Trinidad & Tobago’s electricity market is controlled by the state-owned Trinidad & Tobago Electricity Commission (T&TEC), the sole transmission and distribution company in the country.
It buys electricity from independent power producers who, in 2014, generated 9.1TWh of electricity from natural gas. The Ministry of Energy and Energy Affairs (MEEA) is in charge of monitoring, controlling and regulating the energy and mineral sector in Trinidad & Tobago.
In 2014, Trinidad & Tobago’s power matrix represented 2.3GW of installed capacity. The island nation relies on its own natural gas for energy, which represents 97% of total capacity. Oil and diesel accounted for the remaining share.
As a result of the availability of low cost fuels, the islands have some of the lowest electricity prices in Latin America and the Caribbean ($0.05/kWh), which dilutes the economic incentive to support renewable energy deployment.

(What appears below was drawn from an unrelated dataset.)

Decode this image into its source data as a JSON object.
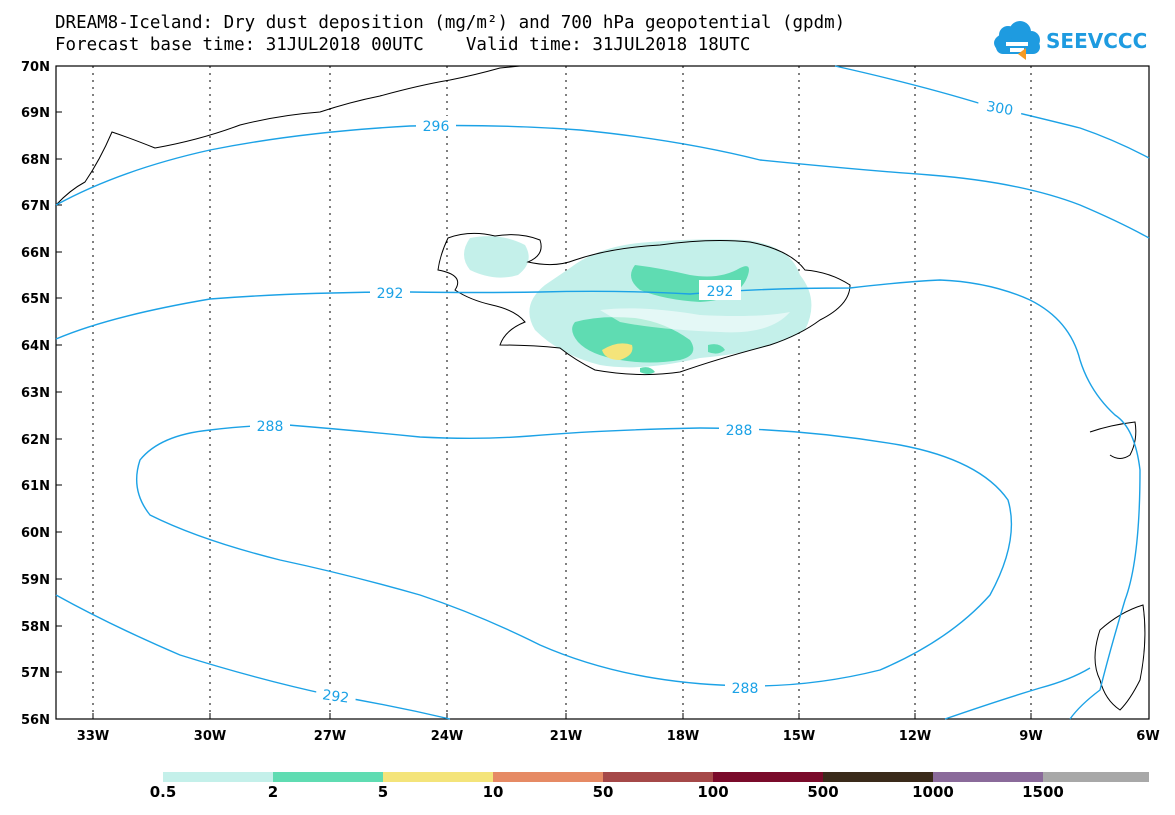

On January 2011 the MEEA published its Renewable Energy Policy Framework, which makes recommendations and analysis of policies, technologies and targets for the deployment of renewable energy in Trinidad & Tobago. In 2011, two policy based loans totaling $140m were approved by the Inter-American Development Bank to support Trinidad & Tobago in the transition to a more sustainable energy matrix, incorporating energy efficiency and renewable energy and strengthening its policy framework to integrate climate change into national economic development. One of the outcomes of the financial aid is to be the “Green Paper for Energy Policy in Trinidad & Tobago”, a plan to restructure the energy sector regulatory framework and enact policies such as tax incentives for solar and wind power.
On 1 October 2014, the government launched the Sustainable and Renewable Energy Business Incubator. Aside from that, the only renewable energy policy currently in place in Trinidad & Tobago is a “wear and tear” tax allowance of 150% of the expenditure for plant, machinery, parts and materials for use in the manufacture of solar water heaters, the acquisition of solar water heaters, the acquisition of wind turbines and supporting equipment or the acquisition of solar photovoltaic systems and supporting equipment.
Score Summary
Trinidad & Tobago’s 0.57 overall score in Climatescope this year placed it 48th among all countries, up from 51st position last year, when it scored 0.54.
Trinidad & Tobago’s gain was largely tied to improvement on both the Financial Institutions in Clean Energy Indicator and the Value Chains by Clean Energy Sector Indicator of Low-Carbon Business & Clean Energy Value Chains Parameter III.
On Enabling Framework Parameter I, Trinidad & Tobago finished 52nd, up one place from last year.
On Clean Energy Investment and Climate Financing Parameter II, Trinidad & Tobago scored 0.63, down from 0.87 last year. Its Parameter II ranking was 22nd versus 14th last year.
On Low-Carbon Business & Clean Energy Value Chains Parameter III, Trinidad & Tobago’s 43rd-place finish was eight places above its 2014 position. The country’s 2015 and 2014 Parameter III scores were 0.95 and 0.63, respectively.
On Greenhouse Gas Management Activities Parameter IV, Trinidad & Tobago ranked 47th. Its 0.50 score is a slight improvement over last year’s 0.59, when it finished 45th.